Gesellschaft | Amnesty International schlägt Alarm - und stellt politische Forderungen
Jede fünfte Frau ist gemäss Umfrage Opfer von sexueller Gewalt
Mindestens jede fünfte Frau ab 16 Jahren in der Schweiz hat schon ungewollte sexuelle Handlungen erlebt, mehr als jede zehnte Frau hatte Sex gegen ihren Willen. Amnesty International schlägt nach den neusten Umfrageresultaten Alarm - und stellt politische Forderungen.
Eine am Dienstag publizierte Umfrage von GFS Bern bei rund 4500 Frauen zeigt, dass die Dunkelziffer von sexueller Gewalt an Frauen in der Schweiz hoch ist. Fast die Hälfte der Frauen gibt an, den Vorfall sexueller Gewalt für sich behalten zu haben. Nur 8 Prozent erstatteten Anzeige bei der Polizei. Im vergangenen Jahr wurden insgesamt nur 1291 sexuelle Gewaltdelikte - darunter fallen sexuelle Nötigungen und Vergewaltigungen - von der Polizei registriert.
Auch viele Formen der sexuellen Belästigung sind weiter verbreitet als die Statistik zeigt. Rund drei von fünf Frauen haben schon einmal eine Belästigung in Form von unerwünschten Berührungen, Umarmungen oder Küssen erlebt. Die Schweizer Sektion von Amnesty International, welche die Studie in Auftrag gegeben hat, spricht in einer Mitteilung von "erschütternden" Ergebnissen.
Strengere Gesetze gefordert
Die Menschenrechtsorganisation nimmt das aus ihrer Sicht "veraltete Schweizer Sexualstrafrecht" ins Visier. In der Verantwortung stehe auch der Bundesrat. Amnesty fordert: Die im April 2018 in Kraft getretene Istanbul-Konvention müsse endlich umgesetzt werden.

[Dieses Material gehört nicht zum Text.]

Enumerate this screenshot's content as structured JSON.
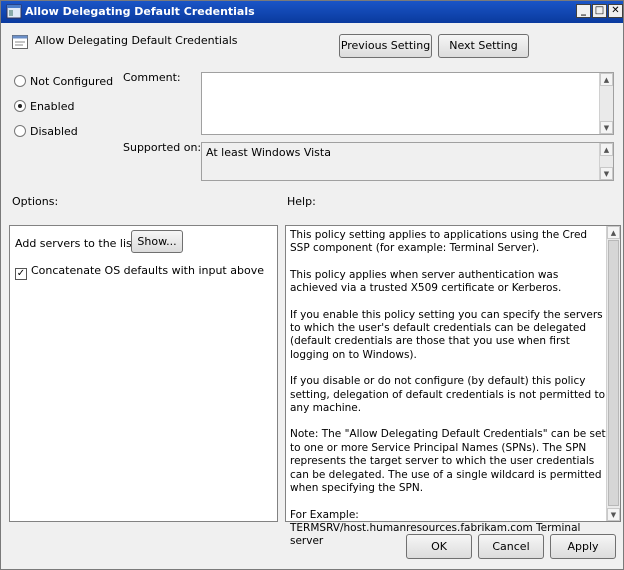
{
  "window": {
    "title": "Allow Delegating Default Credentials",
    "controls": {
      "minimize": "_",
      "maximize": "□",
      "close": "✕"
    }
  },
  "header": {
    "policy_name": "Allow Delegating Default Credentials",
    "previous_button": "Previous Setting",
    "next_button": "Next Setting"
  },
  "state": {
    "options": [
      {
        "label": "Not Configured",
        "selected": false
      },
      {
        "label": "Enabled",
        "selected": true
      },
      {
        "label": "Disabled",
        "selected": false
      }
    ]
  },
  "comment": {
    "label": "Comment:",
    "value": ""
  },
  "supported": {
    "label": "Supported on:",
    "value": "At least Windows Vista"
  },
  "options_section": {
    "title": "Options:",
    "add_servers_label": "Add servers to the list:",
    "show_button": "Show...",
    "concatenate_label": "Concatenate OS defaults with input above",
    "concatenate_checked": true
  },
  "help_section": {
    "title": "Help:",
    "paragraphs": [
      "This policy setting applies to applications using the Cred SSP component (for example: Terminal Server).",
      "This policy applies when server authentication was achieved via a trusted X509 certificate or Kerberos.",
      "If you enable this policy setting you can specify the servers to which the user's default credentials can be delegated (default credentials are those that you use when first logging on to Windows).",
      "If you disable or do not configure (by default) this policy setting, delegation of default credentials is not permitted to any machine.",
      "Note: The \"Allow Delegating Default Credentials\" can be set to one or more Service Principal Names (SPNs).  The SPN represents the target server to which the user credentials can be delegated. The use of a single wildcard is permitted when specifying the SPN.",
      "For Example:\nTERMSRV/host.humanresources.fabrikam.com Terminal server"
    ]
  },
  "footer": {
    "ok": "OK",
    "cancel": "Cancel",
    "apply": "Apply"
  },
  "colors": {
    "titlebar": "#0a3a9e",
    "window_bg": "#f0f0f0"
  }
}
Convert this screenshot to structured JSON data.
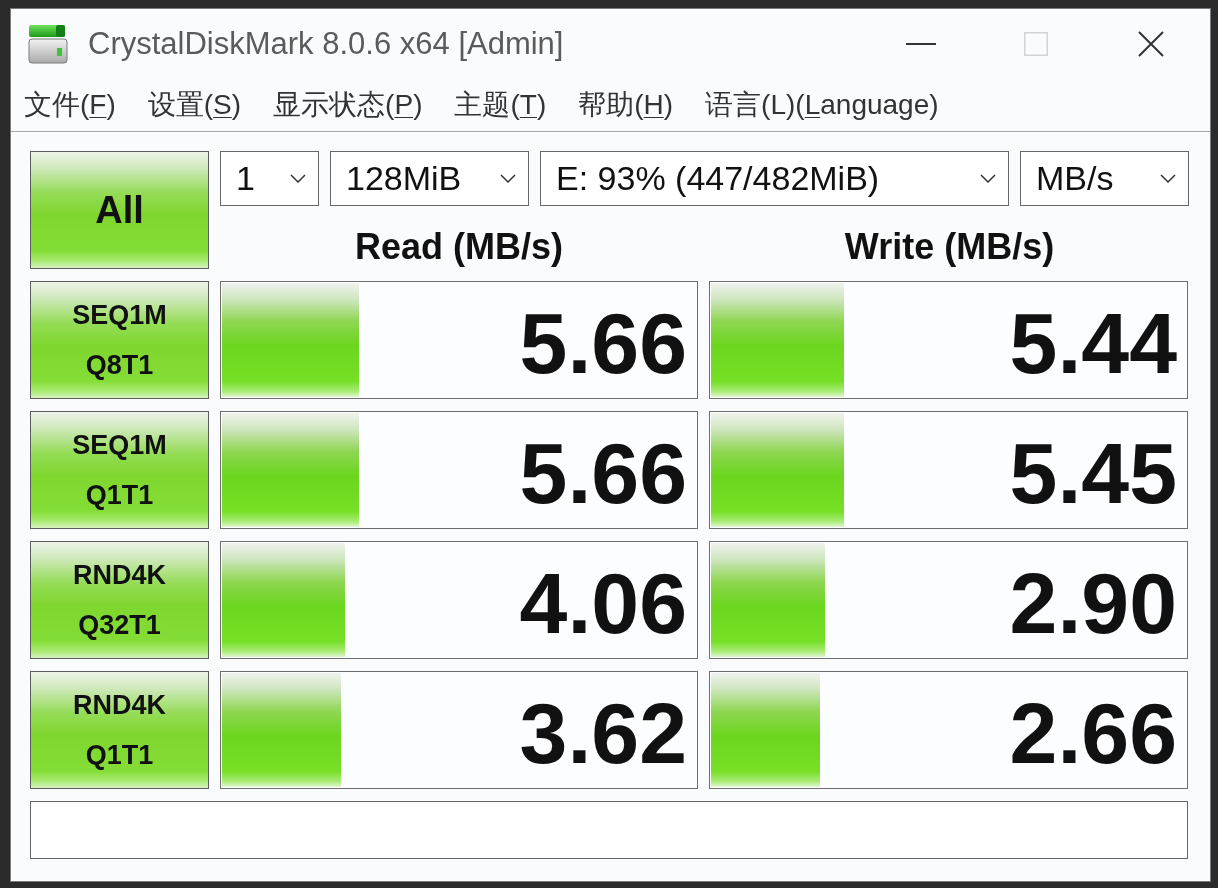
{
  "window": {
    "title": "CrystalDiskMark 8.0.6 x64 [Admin]",
    "controls": [
      {
        "kind": "minimize",
        "disabled": false
      },
      {
        "kind": "maximize",
        "disabled": true
      },
      {
        "kind": "close",
        "disabled": false
      }
    ]
  },
  "menu": [
    {
      "before": "文件(",
      "mnemonic": "F",
      "after": ")"
    },
    {
      "before": "设置(",
      "mnemonic": "S",
      "after": ")"
    },
    {
      "before": "显示状态(",
      "mnemonic": "P",
      "after": ")"
    },
    {
      "before": "主题(",
      "mnemonic": "T",
      "after": ")"
    },
    {
      "before": "帮助(",
      "mnemonic": "H",
      "after": ")"
    },
    {
      "before": "语言(L)(",
      "mnemonic": "L",
      "after": "anguage)"
    }
  ],
  "all_button": "All",
  "options": [
    {
      "value": "1"
    },
    {
      "value": "128MiB"
    },
    {
      "value": "E: 93% (447/482MiB)"
    },
    {
      "value": "MB/s"
    }
  ],
  "columns": [
    "Read (MB/s)",
    "Write (MB/s)"
  ],
  "tests": [
    {
      "label": [
        "SEQ1M",
        "Q8T1"
      ],
      "read": {
        "value": "5.66",
        "level": 0.29
      },
      "write": {
        "value": "5.44",
        "level": 0.28
      }
    },
    {
      "label": [
        "SEQ1M",
        "Q1T1"
      ],
      "read": {
        "value": "5.66",
        "level": 0.29
      },
      "write": {
        "value": "5.45",
        "level": 0.28
      }
    },
    {
      "label": [
        "RND4K",
        "Q32T1"
      ],
      "read": {
        "value": "4.06",
        "level": 0.26
      },
      "write": {
        "value": "2.90",
        "level": 0.24
      }
    },
    {
      "label": [
        "RND4K",
        "Q1T1"
      ],
      "read": {
        "value": "3.62",
        "level": 0.25
      },
      "write": {
        "value": "2.66",
        "level": 0.23
      }
    }
  ]
}
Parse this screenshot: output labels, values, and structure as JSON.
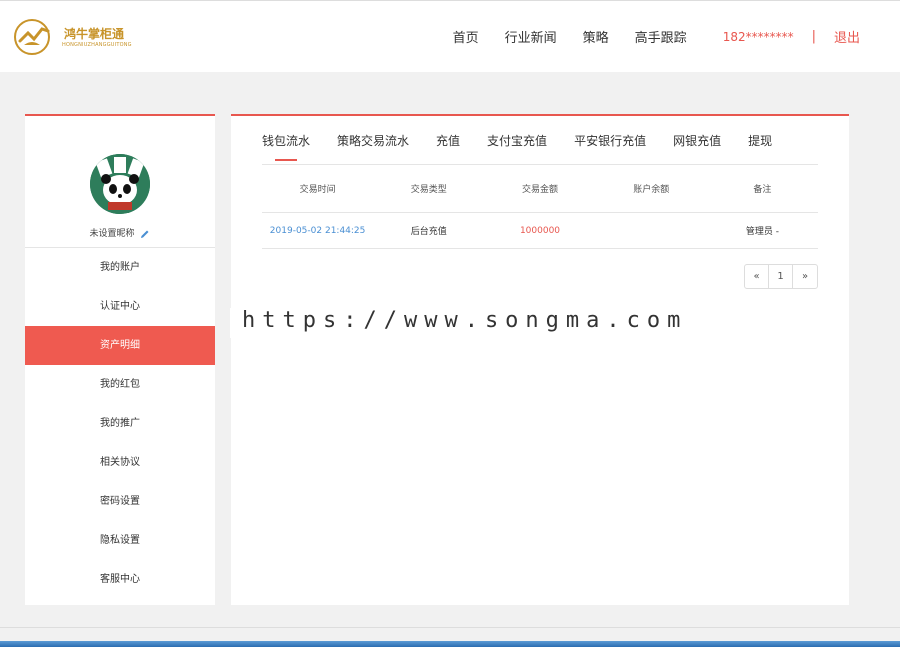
{
  "header": {
    "logo_text": "鸿牛掌柜通",
    "logo_sub": "HONGNIUZHANGGUITONG",
    "nav": [
      "首页",
      "行业新闻",
      "策略",
      "高手跟踪"
    ],
    "phone": "182********",
    "separator": "|",
    "logout": "退出"
  },
  "sidebar": {
    "nickname": "未设置昵称",
    "items": [
      {
        "label": "我的账户"
      },
      {
        "label": "认证中心"
      },
      {
        "label": "资产明细",
        "active": true
      },
      {
        "label": "我的红包"
      },
      {
        "label": "我的推广"
      },
      {
        "label": "相关协议"
      },
      {
        "label": "密码设置"
      },
      {
        "label": "隐私设置"
      },
      {
        "label": "客服中心"
      }
    ]
  },
  "main": {
    "tabs": [
      "钱包流水",
      "策略交易流水",
      "充值",
      "支付宝充值",
      "平安银行充值",
      "网银充值",
      "提现"
    ],
    "active_tab": "钱包流水",
    "table": {
      "columns": [
        "交易时间",
        "交易类型",
        "交易金额",
        "账户余额",
        "备注"
      ],
      "rows": [
        {
          "time": "2019-05-02 21:44:25",
          "type": "后台充值",
          "amount": "1000000",
          "balance": "",
          "note": "管理员 -"
        }
      ]
    },
    "pager": {
      "prev": "«",
      "page": "1",
      "next": "»"
    }
  },
  "watermark": "https://www.songma.com",
  "colors": {
    "accent": "#e8574f",
    "link": "#4a8fd3",
    "active_menu": "#ef5a50"
  }
}
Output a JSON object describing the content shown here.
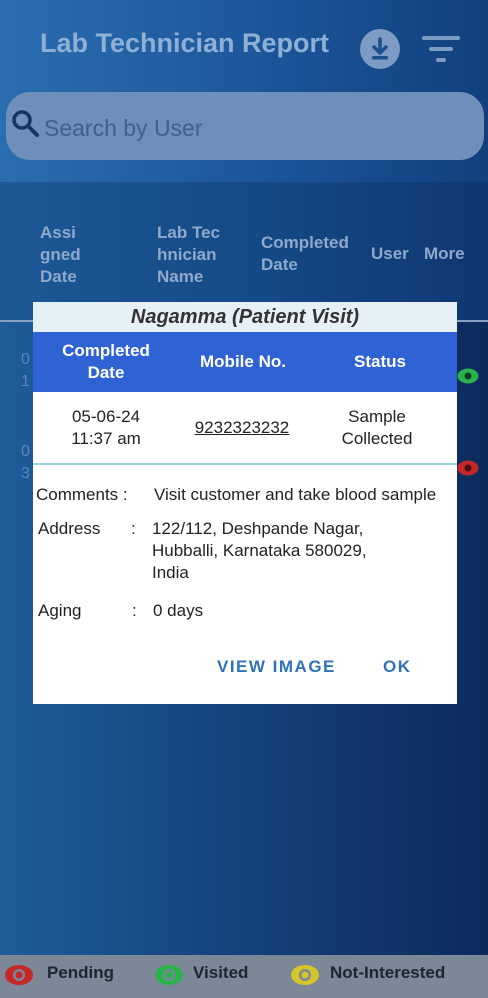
{
  "header": {
    "title": "Lab Technician Report",
    "download_icon": "download-icon",
    "filter_icon": "filter-icon"
  },
  "search": {
    "placeholder": "Search by User",
    "icon": "search-icon"
  },
  "table": {
    "columns": [
      "Assi\ngned\nDate",
      "Lab Tec\nhnician\nName",
      "Completed\nDate",
      "User",
      "More"
    ],
    "rows_partial": [
      {
        "first": "0",
        "second": "1",
        "status_color": "#2bb24c"
      },
      {
        "first": "0",
        "second": "3",
        "status_color": "#c62828"
      }
    ]
  },
  "dialog": {
    "title": "Nagamma (Patient Visit)",
    "columns": [
      "Completed\nDate",
      "Mobile No.",
      "Status"
    ],
    "row": {
      "completed_date": "05-06-24\n11:37 am",
      "mobile": "9232323232",
      "status": "Sample\nCollected"
    },
    "comments_label": "Comments :",
    "comments_value": "Visit customer and take blood sample",
    "address_label": "Address",
    "address_sep": ":",
    "address_value": "122/112, Deshpande Nagar,\nHubballi, Karnataka 580029,\nIndia",
    "aging_label": "Aging",
    "aging_sep": ":",
    "aging_value": "0 days",
    "buttons": {
      "view_image": "VIEW IMAGE",
      "ok": "OK"
    }
  },
  "legend": [
    {
      "label": "Pending",
      "color": "#c62828",
      "icon": "eye-icon"
    },
    {
      "label": "Visited",
      "color": "#2bb24c",
      "icon": "eye-icon"
    },
    {
      "label": "Not-Interested",
      "color": "#d4c52c",
      "icon": "eye-icon"
    }
  ]
}
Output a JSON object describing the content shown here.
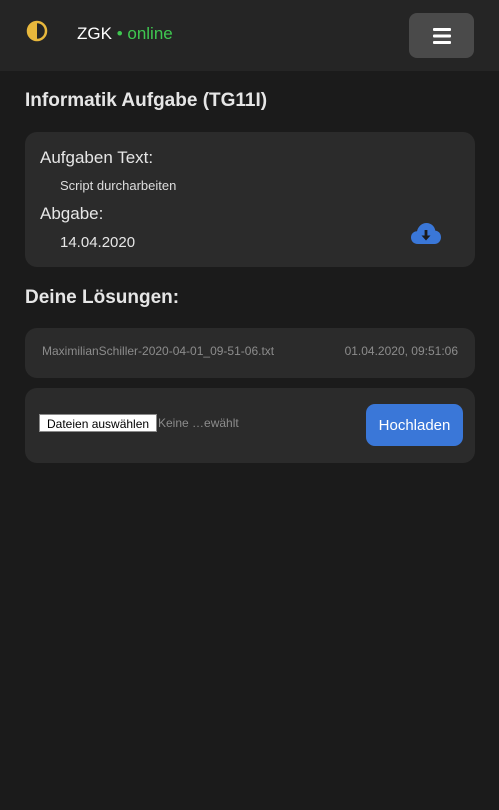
{
  "nav": {
    "brand_name": "ZGK",
    "status": "• online",
    "logo_icon": "half-moon-theme-icon",
    "menu_icon": "hamburger-menu-icon"
  },
  "task": {
    "title": "Informatik Aufgabe (TG11I)",
    "text_label": "Aufgaben Text:",
    "text_value": "Script durcharbeiten",
    "due_label": "Abgabe:",
    "due_value": "14.04.2020",
    "download_icon": "cloud-download-icon"
  },
  "solutions": {
    "title": "Deine Lösungen:",
    "files": [
      {
        "name": "MaximilianSchiller-2020-04-01_09-51-06.txt",
        "date": "01.04.2020, 09:51:06"
      }
    ]
  },
  "upload": {
    "choose_label": "Dateien auswählen",
    "no_file_text": "Keine …ewählt",
    "submit_label": "Hochladen"
  },
  "colors": {
    "background": "#1b1b1b",
    "navbar": "#252525",
    "card": "#2b2b2b",
    "online": "#3fc750",
    "accent": "#3a77d8",
    "logo": "#e8b83c"
  }
}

Demnach hat eine Vergewaltigung und jede sexuelle Handlung mit einer anderen Person ohne gegenseitiges Einverständnis als Straftat zu gelten. Heute sei dies anders: "Liegt kein Nötigungsmittel vor, gilt die Tat in der Schweiz nicht als Vergewaltigung - selbst wenn ein Opfer klar Nein gesagt hat", schreibt Amnesty. Laut Amnesty ist nur in acht von 31 untersuchten Ländern in Europa das Prinzip des gegenseitigen Einverständnisses bereits Realität.
Erste Schritte sind getan
Mit einer Petition an Justizministerin Karin Keller-Sutter und der Lancierung einer nationalen Kampagne gegen sexuelle Gewalt soll nun Bewegung in die Sache kommen. Neben der Reform des Strafrechts verlangen die Betroffenen auch systematische Datenerhebungen und Forschung zur strafrechtlichen Verfolgung von Delikten gegen die sexuelle Integrität in der Schweiz.
Ein erster Schritt hat der Bundesrat im vergangenen Jahr bereits gemacht. Im April stellte er eine Reihe von Massnahmen vor, um Gewalt- und Sexualstraftäter härter anzupacken. Dabei stellte er auch in Aussicht, den Begriff der Vergewaltigung auszudehnen. Der Nationalrat folgte ihm. Nun ist der Ständerat an der Reihe.